Octave effect boxes are a type of special effects unit which mix the input signal with a synthesised signal whose musical tone is an octave lower or higher than the original.  The synthesised octave signal is derived from the original input signal by halving (octave-down) or doubling (octave-up) the frequency.  This is possible due to the simple two-to-one relationship between the frequencies of musical notes which are separated by an octave. One of the first popular musicians to employ the octave effect was Jimi Hendrix, who also used a variety of other effects in his recordings and public performances. Hendrix used an octave-fuzz pedal known as the octavia.
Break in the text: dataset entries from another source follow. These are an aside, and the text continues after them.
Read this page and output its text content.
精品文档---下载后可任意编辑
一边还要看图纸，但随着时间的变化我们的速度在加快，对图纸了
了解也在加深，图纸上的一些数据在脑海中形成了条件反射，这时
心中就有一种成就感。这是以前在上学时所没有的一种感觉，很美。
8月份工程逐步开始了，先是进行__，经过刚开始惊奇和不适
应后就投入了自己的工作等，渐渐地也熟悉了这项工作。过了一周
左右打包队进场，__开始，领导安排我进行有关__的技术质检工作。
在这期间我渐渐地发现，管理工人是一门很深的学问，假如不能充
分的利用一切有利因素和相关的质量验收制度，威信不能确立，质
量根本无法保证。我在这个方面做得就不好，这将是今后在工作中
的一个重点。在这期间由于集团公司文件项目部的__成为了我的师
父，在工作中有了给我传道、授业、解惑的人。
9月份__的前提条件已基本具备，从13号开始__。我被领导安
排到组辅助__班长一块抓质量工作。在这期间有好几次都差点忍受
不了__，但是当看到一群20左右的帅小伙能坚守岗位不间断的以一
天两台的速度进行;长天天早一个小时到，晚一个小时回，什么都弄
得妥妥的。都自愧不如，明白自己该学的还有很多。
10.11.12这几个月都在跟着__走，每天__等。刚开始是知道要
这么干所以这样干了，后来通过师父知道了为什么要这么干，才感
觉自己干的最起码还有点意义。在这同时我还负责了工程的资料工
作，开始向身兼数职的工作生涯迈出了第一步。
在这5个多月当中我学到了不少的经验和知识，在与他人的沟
Analog octave effects differ from harmonizers and pitch shifters which digitally sample the sound and process it to change its pitch.

Creation of the octave

Octave up 

Octave-up effects usually use full wave rectification using diodes to "fold up" the negative part of the waveform to make a new waveform an octave higher in pitch.

Octave down 

Octave-down effects are typically produced by converting the signal to a square wave, and then using flip-flop circuits to divide the frequency by two. This creates a buzzy synthesizer like tone. The MXR Blue Box used this method to create a two octave drop (expanded to include one octave down in later re-issues). Jimmy Page used a Blue Box to record the solo on Led Zeppelin's Fool in the Rain.

The Boss OC-2 unit generates tones at one and two octaves down from the input signal.  This effect also uses flip-flops to generate square waves at 1/2 and 1/4 of the input signal frequency, but rather than simply mixing in these signals, it uses them to invert the polarity of the input signal on every other cycle (every two out of four cycles for the second octave).   This effectively amplitude modulates the input signal with a carrier at half the input signal, creating new frequency components at 1/2 and 3/2 the input signal.  The 3/2 component is low-pass filtered out.  This more complex approach lessens the synthetic sound of the octave tones by making them more closely associated with the original signal, and also makes the effect volume-sensitive.
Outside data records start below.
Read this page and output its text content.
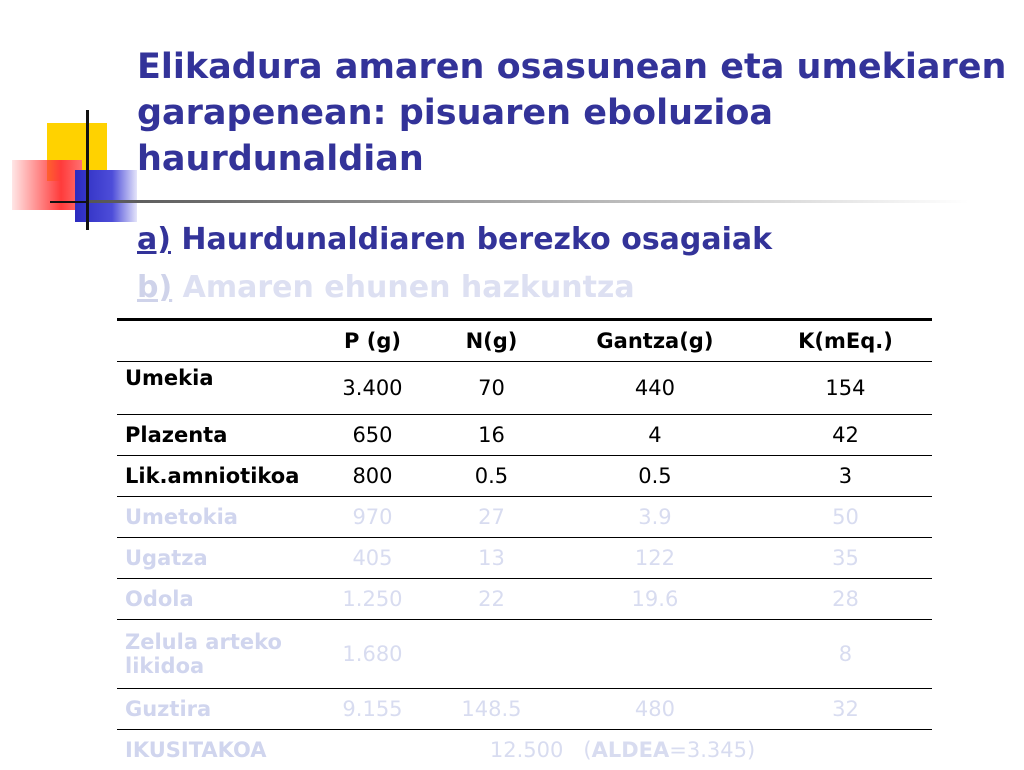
Elikadura amaren osasunean eta umekiaren garapenean: pisuaren eboluzioa haurdunaldian
a) Haurdunaldiaren berezko osagaiak
b) Amaren ehunen hazkuntza
	P (g)	N(g)	Gantza(g)	K(mEq.)
Umekia	3.400	70	440	154
Plazenta	650	16	4	42
Lik.amniotikoa	800	0.5	0.5	3
Umetokia	970	27	3.9	50
Ugatza	405	13	122	35
Odola	1.250	22	19.6	28
Zelula arteko likidoa	1.680			8
Guztira	9.155	148.5	480	32
IKUSITAKOA	12.500 (ALDEA=3.345)			
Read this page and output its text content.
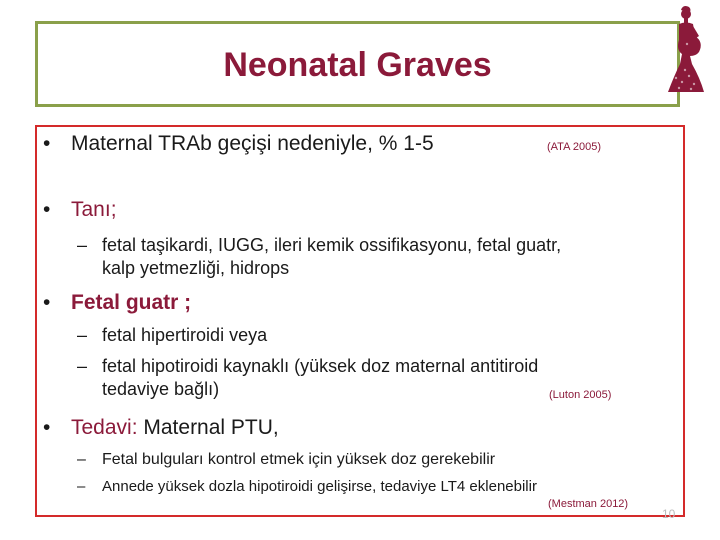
Neonatal Graves
• Maternal TRAb geçişi nedeniyle, % 1-5	(ATA 2005)
• Tanı;
– fetal taşikardi, IUGG, ileri kemik ossifikasyonu, fetal guatr,
kalp yetmezliği, hidrops
• Fetal guatr ;
– fetal hipertiroidi veya
– fetal hipotiroidi kaynaklı (yüksek doz maternal antitiroid
tedaviye bağlı)	(Luton 2005)
• Tedavi: Maternal PTU,
– Fetal bulguları kontrol etmek için yüksek doz gerekebilir
– Annede yüksek dozla hipotiroidi gelişirse, tedaviye LT4 eklenebilir
(Mestman 2012)
10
The Boss OC-3 (2006) has an additional mode called "Poly" where only a low note is added with the idea to add a bass line to chords. In 2020, Boss released the OC-5 which included features from both of the previous versions, as well as some new ones including octave up, poly/vintage mode, source switch and superior tracking engine.
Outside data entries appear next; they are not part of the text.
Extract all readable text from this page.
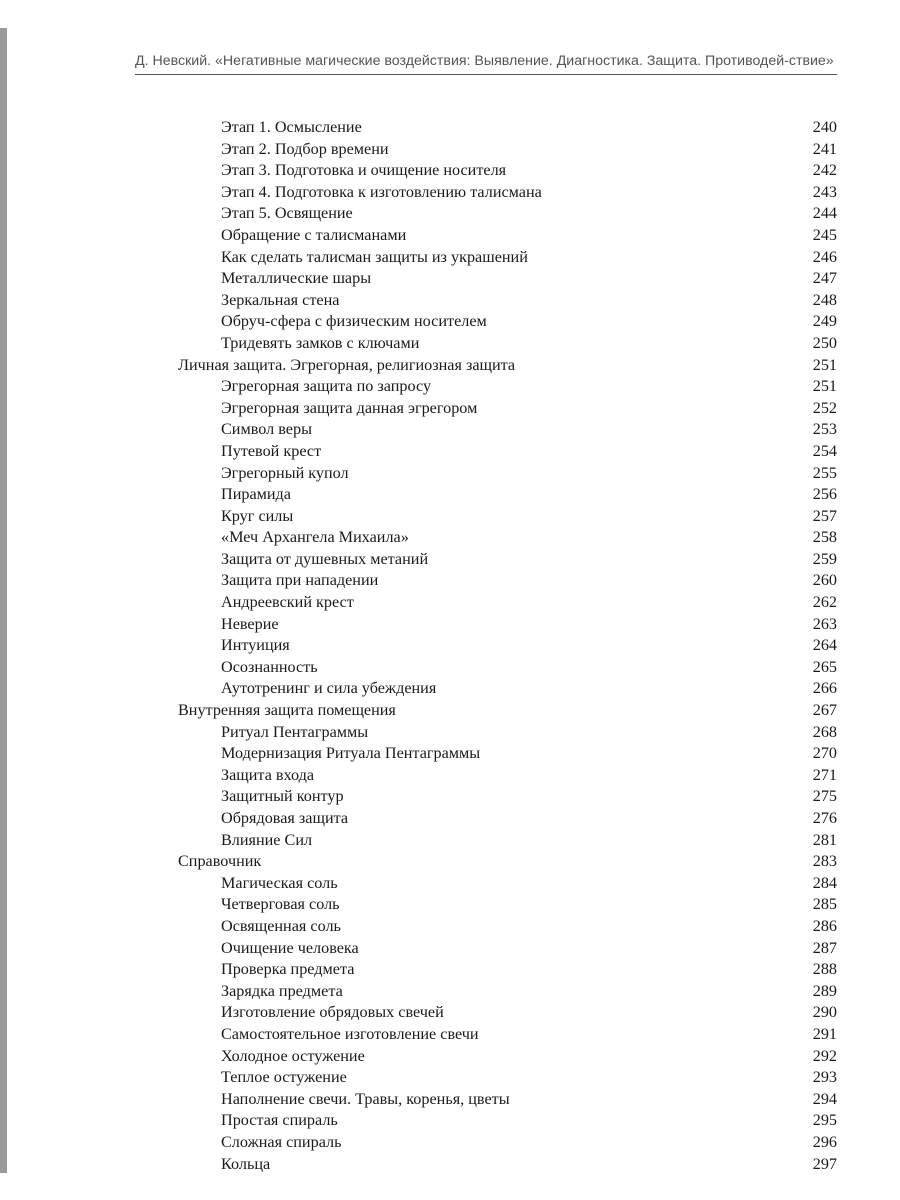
Д. Невский. «Негативные магические воздействия: Выявление. Диагностика. Защита. Противодей-ствие»
Этап 1. Осмысление	240
Этап 2. Подбор времени	241
Этап 3. Подготовка и очищение носителя	242
Этап 4. Подготовка к изготовлению талисмана	243
Этап 5. Освящение	244
Обращение с талисманами	245
Как сделать талисман защиты из украшений	246
Металлические шары	247
Зеркальная стена	248
Обруч-сфера с физическим носителем	249
Тридевять замков с ключами	250
Личная защита. Эгрегорная, религиозная защита	251
Эгрегорная защита по запросу	251
Эгрегорная защита данная эгрегором	252
Символ веры	253
Путевой крест	254
Эгрегорный купол	255
Пирамида	256
Круг силы	257
«Меч Архангела Михаила»	258
Защита от душевных метаний	259
Защита при нападении	260
Андреевский крест	262
Неверие	263
Интуиция	264
Осознанность	265
Аутотренинг и сила убеждения	266
Внутренняя защита помещения	267
Ритуал Пентаграммы	268
Модернизация Ритуала Пентаграммы	270
Защита входа	271
Защитный контур	275
Обрядовая защита	276
Влияние Сил	281
Справочник	283
Магическая соль	284
Четверговая соль	285
Освященная соль	286
Очищение человека	287
Проверка предмета	288
Зарядка предмета	289
Изготовление обрядовых свечей	290
Самостоятельное изготовление свечи	291
Холодное остужение	292
Теплое остужение	293
Наполнение свечи. Травы, коренья, цветы	294
Простая спираль	295
Сложная спираль	296
Кольца	297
The Mu-tron Octave Divider (about 1972) had a unique generator that tuned into the low octave as long as the input signal was strong and then continued generating the same frequency while that input signal faded.

Use of octave effects 
Octave pedals can be used in conjunction with fuzz (see octafuzz) and/or distortion. It can be used on guitar to make it sound more aggressive (such as the lead-in solo by Prince on When Doves Cry) or sound like a bass. The song Seven Nation Army by The White Stripes features an octave pedal on electric guitar, simulating the sound of a bass.